In computer science, anti machine refers to the basic machine paradigm for reconfigurable computing that is the counterpart of the von Neumann machine. The difference between an anti machine and a von Neumann machine is that the anti machine is data-stream-driven and is therefore sequenced by data counters. The von Neumann machine, in contrast, is is instruction-stream-driven and is therefore controlled by a program counter. Another key difference is that the anti machine usually has multiple data counters, whereas the the von Neumann machine can have only a single program counter. The data counters are located within auto-sequencing memory blocks, which are programmed from flowware sources. An anti machine does not have a central processing unit, but rather one or several data path unit(s), also known as DPU(s).
The Auto-sequencing memory (ASM) is an essential part of the anti machine paradigm. It is part of the instruction sequencer and is co-located with the datapath. Traditionally this block, including the datapath unit (for example, an ALU) and the instruction sequencer, is called the CPU. The ASM is a key component of the paradigm shift from instruction-stream-based computing to the Reconfigurable Computing paradigm.
ASM use is a fundamental issue because in homogenous Reconfigurable Computing Systems, there is no instruction fetch at run time, since in a reconfigurable array (rDPU or a FPGA), the datapath units (DPUs) are connected to form a pipe network, where execution is transport-triggered - for example, upon arrival of data items coming along with the data streams driven through the array. For this reason instruction sequencers are not needed here. But a machine paradigm needs a sequencing mechanism - data counters are used.
An Auto-sequencing memory block (ASM block) is a RAM memory unit that includes a data address generator with the data counter (a data pointer) used as a data address register for implementation of a data stream. The direct memory access (DMA) unit is an example of such an address generator for an ASM. Another example is the generic address generator (GAG), a generalization of the DMA. In Reconfigurable Computing systems ASMs play an important role for massive speed-up by minimizing or avoiding memory cycle overhead for complex address computations.
Generic Address Generator
The Generic Address Generator (GAG) is a generalization of the direct memory access (DMA) method for the transfer of blocks of data or of data streams between memory and processing resource without the need to individually address each data item by a CPU instruction. The GAG is a reconfigurable address generator. The GAG is also a highly efficient implementation of the data sequencer for auto-sequencing memory (ASM) blocks. At run time after having been configured for a particular addressing pattern, the GAG does not need any memory cycles (except for fetching or storing the data item), even for highly complex address computations. Depending on the application, using a GAG instead of the addressing features of a classical CPU can yield speed-up factors of one order of magnitude or more.
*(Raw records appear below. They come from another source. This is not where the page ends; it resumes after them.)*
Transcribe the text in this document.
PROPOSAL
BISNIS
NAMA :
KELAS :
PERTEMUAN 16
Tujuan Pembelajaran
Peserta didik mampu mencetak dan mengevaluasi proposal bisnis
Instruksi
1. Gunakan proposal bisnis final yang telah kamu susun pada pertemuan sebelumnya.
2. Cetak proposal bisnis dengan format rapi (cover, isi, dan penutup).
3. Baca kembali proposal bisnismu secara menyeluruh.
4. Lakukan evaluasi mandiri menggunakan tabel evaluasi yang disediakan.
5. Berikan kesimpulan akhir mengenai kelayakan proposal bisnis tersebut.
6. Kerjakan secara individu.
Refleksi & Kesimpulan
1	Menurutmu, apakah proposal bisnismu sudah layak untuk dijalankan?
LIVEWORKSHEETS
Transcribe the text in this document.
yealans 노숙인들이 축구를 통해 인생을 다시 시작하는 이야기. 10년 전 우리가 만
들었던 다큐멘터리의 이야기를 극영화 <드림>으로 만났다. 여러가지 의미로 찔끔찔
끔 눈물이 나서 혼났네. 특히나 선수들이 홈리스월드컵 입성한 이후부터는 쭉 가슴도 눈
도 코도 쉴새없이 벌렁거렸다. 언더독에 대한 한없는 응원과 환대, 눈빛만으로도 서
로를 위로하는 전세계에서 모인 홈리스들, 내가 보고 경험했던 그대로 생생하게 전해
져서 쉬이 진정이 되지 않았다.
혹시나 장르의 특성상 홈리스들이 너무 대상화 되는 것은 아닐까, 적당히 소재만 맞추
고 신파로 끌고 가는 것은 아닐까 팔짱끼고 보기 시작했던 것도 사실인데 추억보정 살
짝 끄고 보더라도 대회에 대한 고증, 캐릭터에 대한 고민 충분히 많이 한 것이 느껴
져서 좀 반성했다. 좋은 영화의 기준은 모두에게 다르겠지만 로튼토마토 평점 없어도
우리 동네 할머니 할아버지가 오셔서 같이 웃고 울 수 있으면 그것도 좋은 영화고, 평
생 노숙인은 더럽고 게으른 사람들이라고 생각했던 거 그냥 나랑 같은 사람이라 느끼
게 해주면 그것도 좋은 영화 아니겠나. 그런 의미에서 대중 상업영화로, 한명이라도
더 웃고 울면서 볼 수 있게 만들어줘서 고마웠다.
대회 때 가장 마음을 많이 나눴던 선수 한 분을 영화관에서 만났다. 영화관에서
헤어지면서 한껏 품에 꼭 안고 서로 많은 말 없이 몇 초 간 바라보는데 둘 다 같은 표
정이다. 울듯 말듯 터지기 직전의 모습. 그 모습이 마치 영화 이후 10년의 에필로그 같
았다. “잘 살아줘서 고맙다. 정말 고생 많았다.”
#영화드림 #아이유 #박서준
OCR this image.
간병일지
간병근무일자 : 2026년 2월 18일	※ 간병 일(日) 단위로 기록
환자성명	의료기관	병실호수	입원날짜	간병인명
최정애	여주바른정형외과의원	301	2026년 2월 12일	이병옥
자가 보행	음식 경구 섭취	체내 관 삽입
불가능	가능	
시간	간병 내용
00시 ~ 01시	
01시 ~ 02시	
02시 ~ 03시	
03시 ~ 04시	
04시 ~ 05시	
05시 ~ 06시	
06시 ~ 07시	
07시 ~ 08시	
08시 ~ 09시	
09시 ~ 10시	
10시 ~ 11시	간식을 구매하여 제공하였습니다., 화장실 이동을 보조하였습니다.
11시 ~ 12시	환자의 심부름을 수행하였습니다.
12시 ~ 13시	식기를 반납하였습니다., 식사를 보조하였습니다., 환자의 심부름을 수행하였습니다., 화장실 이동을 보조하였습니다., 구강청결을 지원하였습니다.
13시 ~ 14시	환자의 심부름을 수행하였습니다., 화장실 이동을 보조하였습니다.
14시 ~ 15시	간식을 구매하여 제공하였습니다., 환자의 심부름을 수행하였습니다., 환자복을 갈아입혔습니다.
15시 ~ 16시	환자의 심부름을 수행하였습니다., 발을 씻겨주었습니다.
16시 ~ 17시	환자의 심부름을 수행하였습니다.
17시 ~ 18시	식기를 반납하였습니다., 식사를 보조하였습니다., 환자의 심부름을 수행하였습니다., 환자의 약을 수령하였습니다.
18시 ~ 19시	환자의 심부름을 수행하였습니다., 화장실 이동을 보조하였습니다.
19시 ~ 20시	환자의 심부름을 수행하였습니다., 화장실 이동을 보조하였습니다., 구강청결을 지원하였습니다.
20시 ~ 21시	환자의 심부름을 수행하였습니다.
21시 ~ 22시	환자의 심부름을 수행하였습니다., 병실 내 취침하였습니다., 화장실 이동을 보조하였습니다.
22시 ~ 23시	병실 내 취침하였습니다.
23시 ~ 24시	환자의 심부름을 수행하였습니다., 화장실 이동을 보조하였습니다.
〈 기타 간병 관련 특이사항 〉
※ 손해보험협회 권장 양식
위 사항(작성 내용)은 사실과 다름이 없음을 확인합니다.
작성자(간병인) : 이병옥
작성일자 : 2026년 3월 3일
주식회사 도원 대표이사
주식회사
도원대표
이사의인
Without needing any memory cycles for address computation, the GAG methodology supports, for instance with a 2-dimensional address space, a wide variety of generic address sequences like video scans, slanted, sheared, triangular, or rotated video scans, shuffle of butterfly addressing patterns, spiral- or zigzag-shaped address sequences and much more, and, can be used to optimize storage schemes for image processing and massively parallel computing.
The GAG is also an important ingredient of the anti machine methodology, Note, that using Auto-sequencing memory is a fundamental issue distinguishing the anti machine paradigm of reconfigurable Computing from the von Neumann machine paradigm.
Data counters in an anti machine are used instead of a program counter by the reconfigurable computing systems. A computing machine paradigm needs a sequencing mechanism. The instruction-stream-driven von Neumann architecture paradigm uses a program counter for sequencing the instructions, according to software programming sources. Because the Anti machine is, however, data-stream-driven, it uses data counters which are programmed from Flowware sources. According to the Anti machine model the data counters are parts of address generators like DMA or GAG units, located in auto-sequencing memory blocks for data. Instead of a CPU, the anti machine uses DPUs.